Saturday 28 September 2013

David Bridie "Wake"

It's a crying shame that Bellingen is missing out on David Bridie's 2013 tour to promote his recent release "Wake". He has been here before in several incarnations to great acclaim, most recently a couple of Global Carnivals with Frank Yamma and George Telek.

Apart from being a prolific artist in his own right, Bridie has long championed indigenous music from our region through the Wantok Foundation and record label. It is good to see him now in his own solo career, circumventing the tyranny of the Record Company A&R people by using crowd-funding to help finance the creation and recording of "Wake".

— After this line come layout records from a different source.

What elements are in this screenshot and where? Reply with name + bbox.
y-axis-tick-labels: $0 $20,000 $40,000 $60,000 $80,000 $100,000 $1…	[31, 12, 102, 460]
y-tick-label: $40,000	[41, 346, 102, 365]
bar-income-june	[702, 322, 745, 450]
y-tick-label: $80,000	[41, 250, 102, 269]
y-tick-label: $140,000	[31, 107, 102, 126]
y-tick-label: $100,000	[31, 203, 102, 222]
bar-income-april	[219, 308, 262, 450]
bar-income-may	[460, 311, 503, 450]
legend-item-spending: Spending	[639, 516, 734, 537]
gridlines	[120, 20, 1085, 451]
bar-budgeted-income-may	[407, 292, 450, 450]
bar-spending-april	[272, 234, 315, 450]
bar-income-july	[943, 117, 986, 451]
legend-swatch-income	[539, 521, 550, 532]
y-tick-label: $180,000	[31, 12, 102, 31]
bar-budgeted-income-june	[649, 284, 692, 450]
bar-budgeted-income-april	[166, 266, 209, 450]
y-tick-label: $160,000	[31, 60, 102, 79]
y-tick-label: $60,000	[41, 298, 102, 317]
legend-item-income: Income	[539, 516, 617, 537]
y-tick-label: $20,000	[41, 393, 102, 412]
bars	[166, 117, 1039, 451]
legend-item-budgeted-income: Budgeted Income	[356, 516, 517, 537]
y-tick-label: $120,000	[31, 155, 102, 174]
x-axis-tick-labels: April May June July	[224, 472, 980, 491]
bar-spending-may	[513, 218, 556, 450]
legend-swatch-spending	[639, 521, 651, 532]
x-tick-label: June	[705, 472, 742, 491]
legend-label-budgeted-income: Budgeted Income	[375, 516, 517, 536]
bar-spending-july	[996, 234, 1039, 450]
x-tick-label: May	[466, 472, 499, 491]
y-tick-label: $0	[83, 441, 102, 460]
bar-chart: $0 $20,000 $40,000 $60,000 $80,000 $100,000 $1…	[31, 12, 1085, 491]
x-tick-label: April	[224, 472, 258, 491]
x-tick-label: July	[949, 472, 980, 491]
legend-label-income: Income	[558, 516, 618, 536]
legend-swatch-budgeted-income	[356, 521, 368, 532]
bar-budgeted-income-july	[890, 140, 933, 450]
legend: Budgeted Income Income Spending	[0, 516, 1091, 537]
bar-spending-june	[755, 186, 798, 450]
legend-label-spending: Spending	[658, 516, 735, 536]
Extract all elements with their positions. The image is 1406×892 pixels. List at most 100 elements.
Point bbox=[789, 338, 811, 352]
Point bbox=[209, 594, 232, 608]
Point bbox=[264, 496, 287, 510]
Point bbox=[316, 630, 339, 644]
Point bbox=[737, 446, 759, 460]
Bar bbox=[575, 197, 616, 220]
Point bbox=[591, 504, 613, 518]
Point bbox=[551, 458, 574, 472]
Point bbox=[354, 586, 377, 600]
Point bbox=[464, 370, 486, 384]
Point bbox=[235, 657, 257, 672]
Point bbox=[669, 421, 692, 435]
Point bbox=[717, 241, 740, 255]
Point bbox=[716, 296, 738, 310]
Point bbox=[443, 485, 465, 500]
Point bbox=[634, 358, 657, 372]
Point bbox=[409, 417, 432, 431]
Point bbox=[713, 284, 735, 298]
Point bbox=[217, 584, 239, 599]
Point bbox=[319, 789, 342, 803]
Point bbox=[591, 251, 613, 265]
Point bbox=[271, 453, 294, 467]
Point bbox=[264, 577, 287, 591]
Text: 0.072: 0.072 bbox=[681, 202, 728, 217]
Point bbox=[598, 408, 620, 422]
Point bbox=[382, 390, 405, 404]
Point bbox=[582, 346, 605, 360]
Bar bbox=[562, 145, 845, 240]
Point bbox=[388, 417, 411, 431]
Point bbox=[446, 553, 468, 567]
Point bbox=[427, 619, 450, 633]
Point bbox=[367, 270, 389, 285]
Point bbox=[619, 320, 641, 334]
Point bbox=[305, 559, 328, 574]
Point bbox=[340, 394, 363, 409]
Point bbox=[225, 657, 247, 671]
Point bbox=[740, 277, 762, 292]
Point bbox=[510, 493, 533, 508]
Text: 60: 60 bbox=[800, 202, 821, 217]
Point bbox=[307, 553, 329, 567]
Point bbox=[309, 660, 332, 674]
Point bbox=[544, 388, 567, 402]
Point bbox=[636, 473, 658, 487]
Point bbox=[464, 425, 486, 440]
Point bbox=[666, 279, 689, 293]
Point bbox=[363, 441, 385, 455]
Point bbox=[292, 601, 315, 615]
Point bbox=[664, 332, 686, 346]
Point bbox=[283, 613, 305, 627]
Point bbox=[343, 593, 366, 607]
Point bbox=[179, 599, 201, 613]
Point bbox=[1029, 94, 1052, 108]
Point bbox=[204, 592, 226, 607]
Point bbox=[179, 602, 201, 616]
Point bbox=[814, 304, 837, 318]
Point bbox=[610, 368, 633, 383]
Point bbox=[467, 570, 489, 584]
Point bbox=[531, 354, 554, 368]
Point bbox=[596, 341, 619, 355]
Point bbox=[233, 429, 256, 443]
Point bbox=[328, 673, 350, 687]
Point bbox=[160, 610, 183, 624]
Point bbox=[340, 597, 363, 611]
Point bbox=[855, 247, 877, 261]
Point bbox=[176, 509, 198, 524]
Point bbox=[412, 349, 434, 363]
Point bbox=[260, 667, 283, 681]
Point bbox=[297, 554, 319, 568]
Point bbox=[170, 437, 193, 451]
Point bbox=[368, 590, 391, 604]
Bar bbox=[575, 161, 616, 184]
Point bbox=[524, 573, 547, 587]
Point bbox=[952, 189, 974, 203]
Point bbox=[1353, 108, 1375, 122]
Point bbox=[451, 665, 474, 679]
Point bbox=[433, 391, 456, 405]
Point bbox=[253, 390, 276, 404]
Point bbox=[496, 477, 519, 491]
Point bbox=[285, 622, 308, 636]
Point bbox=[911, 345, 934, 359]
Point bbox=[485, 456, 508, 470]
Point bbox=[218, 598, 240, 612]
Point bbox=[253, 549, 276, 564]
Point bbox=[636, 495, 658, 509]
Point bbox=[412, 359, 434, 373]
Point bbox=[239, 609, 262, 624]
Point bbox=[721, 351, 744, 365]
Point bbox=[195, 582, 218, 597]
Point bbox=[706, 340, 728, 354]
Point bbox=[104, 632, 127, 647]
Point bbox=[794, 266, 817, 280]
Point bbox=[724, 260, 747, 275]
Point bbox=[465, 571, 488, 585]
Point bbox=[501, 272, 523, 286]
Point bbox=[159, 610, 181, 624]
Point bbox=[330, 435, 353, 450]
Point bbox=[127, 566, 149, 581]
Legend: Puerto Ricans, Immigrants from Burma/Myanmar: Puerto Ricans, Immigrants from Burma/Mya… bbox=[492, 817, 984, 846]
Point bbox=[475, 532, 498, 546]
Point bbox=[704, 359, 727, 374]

Instead of the album that the record company thinks he should create, here we have the one that he's been threatening to make for years, the one that's totally from his heart. It is a thing of beauty, even down to the artful sleeve and liner notes. In promotional interviews, he has explained that he chose the title for its many meanings.

We can be awakened, we can have a wake when someone dies and we can be in the wake of someone or something. Bridie's previous three solo Cd's, as well as a bunch of "Not Drowning Waving", "My Friend The Chocolate Cake" and Soundtrack albums have always featured quirky wordplay, and subject matters that make you think about issues. This new release is in the same vein. Intriguing titles such as "Dr Seuss is painting in the sky", "The shortest day of the year" and "Stoned in Kabul" draw the listener in, and Bridie gets to wax lyrical about such varied matters as wars on foreign soil, lovers growing old together, dementia and our nation's shameful treatment of refugees.

The video for "Delegate" is challenging stuff, with a Department of Immigration public servant becoming so distressed at having to deny refugee status to so many that he sets fire to himself in the office to the horror of surrounding work colleagues. For this CD and tour, Bridie has teamed up with his fellow "Not Drowning, Waving" band member John Phillips and it is Phillips' abrasive guitar work that gives the more angry songs their emphatic edge. On several of the songs it appears that Bridie has completely relaxed and discovered new registers to his voice, a Nick Cave-like depth to his voice that lends itself to much more varied tones and textures than we have heard in the past. Apart from a host of indie stars helping out, there is also a sign of things to come with young Stella Bridie providing sparkling backing vocals that complement her Dad's so perfectly on four of the songs.

Not least of these is the CD's closer, and probably my favourite track just for the impish sense of fun that imbues the recording - made in a log cabin out in the Victorian bush, it features the banjo picking of one Anthony Morgan and is a haunting reinvention of the old Hank Williams classic "I'm so lonesome I could cry". Sure, David Bridie can still pen a tune that you find yourself singing several times a day. But it is the sign of a confident and mature artist that he can create such nuanced colourful soundscapes by what is left out. It is the silences and spaces that mark this album's greatness. I get the feeling that in years to come this will be regarded as an Australian classic.